Beyond Islamic financial services, where do you see further opportunity for collaboration among WIEF’s attendees?
HITAM: Participation at the World Islamic Economic Forum is not by country, even though we proudly talk about how many countries are represented. People do not represent their own country. They represent their own business. They come to network and discuss business possibilities. Investment, trade, and many other different types of business are discussed once they get together at WIEF. There are 61 countries represented at this conference, which makes it very productive. Each time we hold a forum, the participation has been very widespread. Business people would not waste their time here if they didn’t see potential. We help to facilitate this.

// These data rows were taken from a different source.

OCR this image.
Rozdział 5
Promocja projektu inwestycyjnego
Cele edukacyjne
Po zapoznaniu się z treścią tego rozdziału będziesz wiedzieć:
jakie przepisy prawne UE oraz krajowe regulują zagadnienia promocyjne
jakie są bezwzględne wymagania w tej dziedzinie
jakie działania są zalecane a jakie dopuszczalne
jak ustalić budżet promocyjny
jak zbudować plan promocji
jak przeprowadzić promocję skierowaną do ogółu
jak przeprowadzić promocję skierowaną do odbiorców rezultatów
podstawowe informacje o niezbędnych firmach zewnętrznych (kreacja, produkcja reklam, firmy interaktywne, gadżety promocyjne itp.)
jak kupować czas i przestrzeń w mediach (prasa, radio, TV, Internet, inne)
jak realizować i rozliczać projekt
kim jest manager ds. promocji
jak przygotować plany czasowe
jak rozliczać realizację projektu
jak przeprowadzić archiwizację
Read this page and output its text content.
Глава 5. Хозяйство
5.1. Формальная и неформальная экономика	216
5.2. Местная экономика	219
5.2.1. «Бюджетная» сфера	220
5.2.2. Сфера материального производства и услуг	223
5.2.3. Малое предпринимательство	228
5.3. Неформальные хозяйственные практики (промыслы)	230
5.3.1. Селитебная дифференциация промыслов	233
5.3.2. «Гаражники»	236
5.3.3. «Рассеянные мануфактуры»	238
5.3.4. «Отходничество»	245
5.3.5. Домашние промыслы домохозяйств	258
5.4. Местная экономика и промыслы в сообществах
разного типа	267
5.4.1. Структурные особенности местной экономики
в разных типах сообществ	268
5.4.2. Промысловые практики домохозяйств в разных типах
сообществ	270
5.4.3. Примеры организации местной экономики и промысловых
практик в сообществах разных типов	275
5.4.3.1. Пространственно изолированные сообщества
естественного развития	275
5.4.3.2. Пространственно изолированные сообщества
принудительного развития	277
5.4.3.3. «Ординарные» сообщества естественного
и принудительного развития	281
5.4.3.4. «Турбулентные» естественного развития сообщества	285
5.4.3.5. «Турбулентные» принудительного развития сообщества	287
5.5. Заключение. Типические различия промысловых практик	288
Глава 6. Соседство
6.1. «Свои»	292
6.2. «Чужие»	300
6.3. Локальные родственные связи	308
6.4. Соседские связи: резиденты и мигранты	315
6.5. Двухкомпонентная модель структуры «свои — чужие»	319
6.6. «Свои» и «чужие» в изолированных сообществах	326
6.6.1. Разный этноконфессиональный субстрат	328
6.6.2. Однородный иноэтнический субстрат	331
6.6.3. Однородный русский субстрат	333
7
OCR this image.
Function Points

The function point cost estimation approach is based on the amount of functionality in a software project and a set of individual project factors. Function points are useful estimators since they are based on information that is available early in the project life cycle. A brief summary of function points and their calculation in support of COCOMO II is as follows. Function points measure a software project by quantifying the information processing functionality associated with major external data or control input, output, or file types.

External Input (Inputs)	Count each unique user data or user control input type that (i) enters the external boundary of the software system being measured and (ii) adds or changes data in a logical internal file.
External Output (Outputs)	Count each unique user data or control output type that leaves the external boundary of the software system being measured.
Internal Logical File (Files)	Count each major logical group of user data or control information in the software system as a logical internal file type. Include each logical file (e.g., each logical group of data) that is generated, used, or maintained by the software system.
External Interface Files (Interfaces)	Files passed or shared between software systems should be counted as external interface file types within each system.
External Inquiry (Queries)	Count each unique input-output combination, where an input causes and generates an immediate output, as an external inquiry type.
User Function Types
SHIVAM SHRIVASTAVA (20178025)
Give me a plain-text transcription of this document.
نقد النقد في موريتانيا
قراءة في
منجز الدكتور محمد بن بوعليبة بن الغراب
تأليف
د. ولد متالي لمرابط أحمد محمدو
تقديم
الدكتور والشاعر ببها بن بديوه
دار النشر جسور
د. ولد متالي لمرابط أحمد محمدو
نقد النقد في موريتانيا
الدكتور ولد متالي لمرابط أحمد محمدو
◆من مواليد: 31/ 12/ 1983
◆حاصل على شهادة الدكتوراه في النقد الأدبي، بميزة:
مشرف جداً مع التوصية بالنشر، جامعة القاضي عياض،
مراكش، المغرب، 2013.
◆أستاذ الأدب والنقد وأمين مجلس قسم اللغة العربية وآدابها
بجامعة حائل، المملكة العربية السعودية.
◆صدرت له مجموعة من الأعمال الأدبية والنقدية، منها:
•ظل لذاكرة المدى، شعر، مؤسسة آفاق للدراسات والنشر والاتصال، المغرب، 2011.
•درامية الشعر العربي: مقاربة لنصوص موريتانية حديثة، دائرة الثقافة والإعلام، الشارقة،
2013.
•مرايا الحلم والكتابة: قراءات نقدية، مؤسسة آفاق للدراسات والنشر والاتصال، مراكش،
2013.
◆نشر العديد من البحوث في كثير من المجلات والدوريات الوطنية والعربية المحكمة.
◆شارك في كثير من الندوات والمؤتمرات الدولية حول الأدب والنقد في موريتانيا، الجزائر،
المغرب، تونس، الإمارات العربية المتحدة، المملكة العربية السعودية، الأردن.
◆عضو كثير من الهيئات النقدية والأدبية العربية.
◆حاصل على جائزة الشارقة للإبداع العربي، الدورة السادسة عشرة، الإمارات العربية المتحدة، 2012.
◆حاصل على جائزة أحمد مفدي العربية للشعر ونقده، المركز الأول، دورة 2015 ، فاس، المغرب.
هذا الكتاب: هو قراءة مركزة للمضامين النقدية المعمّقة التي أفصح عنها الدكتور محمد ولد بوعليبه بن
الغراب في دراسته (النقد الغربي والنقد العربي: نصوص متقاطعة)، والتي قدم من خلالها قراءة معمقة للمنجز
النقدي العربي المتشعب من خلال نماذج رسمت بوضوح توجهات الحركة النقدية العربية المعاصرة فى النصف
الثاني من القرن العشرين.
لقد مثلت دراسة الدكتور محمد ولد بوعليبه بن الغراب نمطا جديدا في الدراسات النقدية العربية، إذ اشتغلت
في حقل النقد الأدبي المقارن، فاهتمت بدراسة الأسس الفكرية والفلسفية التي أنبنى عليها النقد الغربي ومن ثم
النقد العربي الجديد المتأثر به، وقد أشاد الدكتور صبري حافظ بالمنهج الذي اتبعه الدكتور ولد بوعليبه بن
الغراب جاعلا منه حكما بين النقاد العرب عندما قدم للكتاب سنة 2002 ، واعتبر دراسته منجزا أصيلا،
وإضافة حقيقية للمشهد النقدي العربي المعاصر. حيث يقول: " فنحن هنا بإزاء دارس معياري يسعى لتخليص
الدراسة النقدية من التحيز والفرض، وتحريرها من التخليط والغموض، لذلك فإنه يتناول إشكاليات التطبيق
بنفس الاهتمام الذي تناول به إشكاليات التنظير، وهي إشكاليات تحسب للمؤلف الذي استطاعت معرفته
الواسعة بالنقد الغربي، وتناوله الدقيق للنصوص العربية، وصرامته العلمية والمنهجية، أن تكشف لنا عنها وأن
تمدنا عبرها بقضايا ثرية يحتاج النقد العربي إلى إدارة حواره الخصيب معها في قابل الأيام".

With regard to trade and investment, which areas in the Islamic world represent the best investment opportunities?
HITAM: Malaysia is of course a great country for investment opportunities. Indonesia is a large and vibrant Islamic country. Bangladesh is very active as well. We are going to have one of the largest representations from Bangladesh, made up of good quality business people. They are looking at investment opportunities here in Malaysia and they are very welcome. They are very serious about investing. Bangladesh projects an image of low-level possibilities, but they are growing quite rapidly. If a country manages to attract investments, there is a spillover effect that benefits everyone. Whether it is investments or trade, there are benefits. For example, I saw Somalia on a list of countries that came to WIEF. Somalia came to look at opportunities and possibilities. Anything that they manage to bring back will benefit their country indirectly. This is what we call the spillover effects of business.
Within the last decade there has been turmoil and scandals in Western banking, which have caused business communities all over the world to become disillusioned with the way Western banks conduct themselves. Naturally, there was a search for a better alternative. There is great interest in Islamic finance as this alternative.